この神社の開創は東金砂神社と同じ平安時代初期(806年)で、周囲には茨城県の天然記念物である名木が点在している。東西の金砂神社が合同で10日間かけて行う大祭礼は、国と茨城県の無形民俗文化財に指定されているそうだ。そのスパンは72年に1度と長く、851年の第1回から数えて、2003年に行われたそれは第17回ということになる(Youtubeに動画あり)。次は2075年だからそれまでは生きていられないかな…。
境内はところどころ傾いた急な石段や地上根の露出した坂があるので、革靴やハイヒールはやめたほうがいい。本殿までは東金砂神社同様、息の切れる行程だが、それでも山頂にある本殿からの眺めは、苦労しただけのことはあった。
ちなみにこの一帯は金砂郷(かなさごう)地区と言い、古い地名は金砂(かなさ)。なんでも昔は砂金が取れたらしく、現在も東金砂神社と西金砂神社がある山をそれぞれ東金砂山、西金砂山と呼んでいる。
そのあと僕たちは神社から南に下ったところにある「西金砂そばの里(蕎麦工房)」で昼食をとった。地元の主婦の方たちが切り盛りする店で、使われる蕎麦粉は、もちろん全国的に評価の高い「常陸秋蕎麦」。そういえばこのあたり、道路の周囲は蕎麦畑だらけだ。営業は10時~15時まで。水曜日と年末年始は休みだそうだ。

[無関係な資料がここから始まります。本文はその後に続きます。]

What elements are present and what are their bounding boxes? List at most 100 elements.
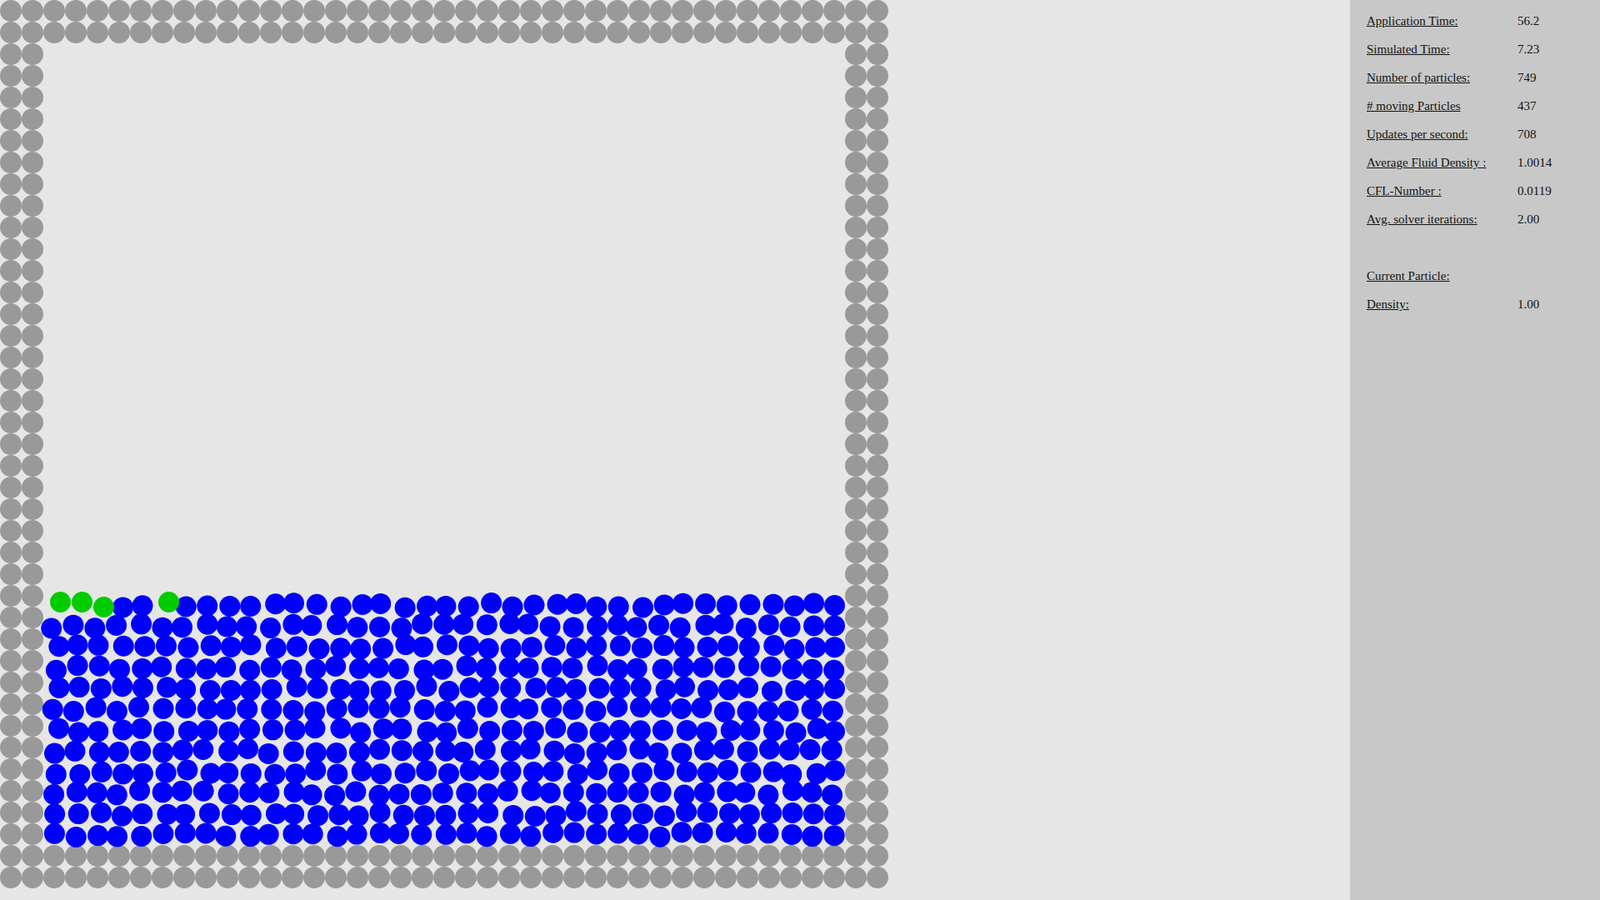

3人が3人とも天ざるを頼んだのだが、これが正解で、蕎麦の茹で加減もさることながら、天ぷらの揚げ具合がまことに結構で、カミさんも娘も絶賛していたっけ。蕎麦好きの僕でさえ、天ぷらのほうが印象に残ったぐらいだ。
昼食の後、再び蕎麦畑のなかを走り、帰路の途中に当たる「菊蓮寺」に向かった。ここでは県指定文化財の木造千手観音像を見た。鎌倉時代の作という。寺の開創自体は平安初期(807年)と古いが、一時期廃寺となり、のちに再建。その後改築が繰り返され、今に至るとのこと。残念ながら、平安時代の面影は微塵もない。
菊蓮寺をあとにする頃、秋の陽は傾き始めていて、山あいにカラスの声が響いていた。もう一か所寄れば寄れたのだが、前半の東金砂神社と西金砂神社で急な石段を登り降り(数えなかったけど、多分東西で三百段以上)したので、今日はもういいや、ということになった。文科系の家族はこれだから困る。来年来る機会があれば、もう少し下調べをして、なるべく平らな土地をうろうろしたいと思う。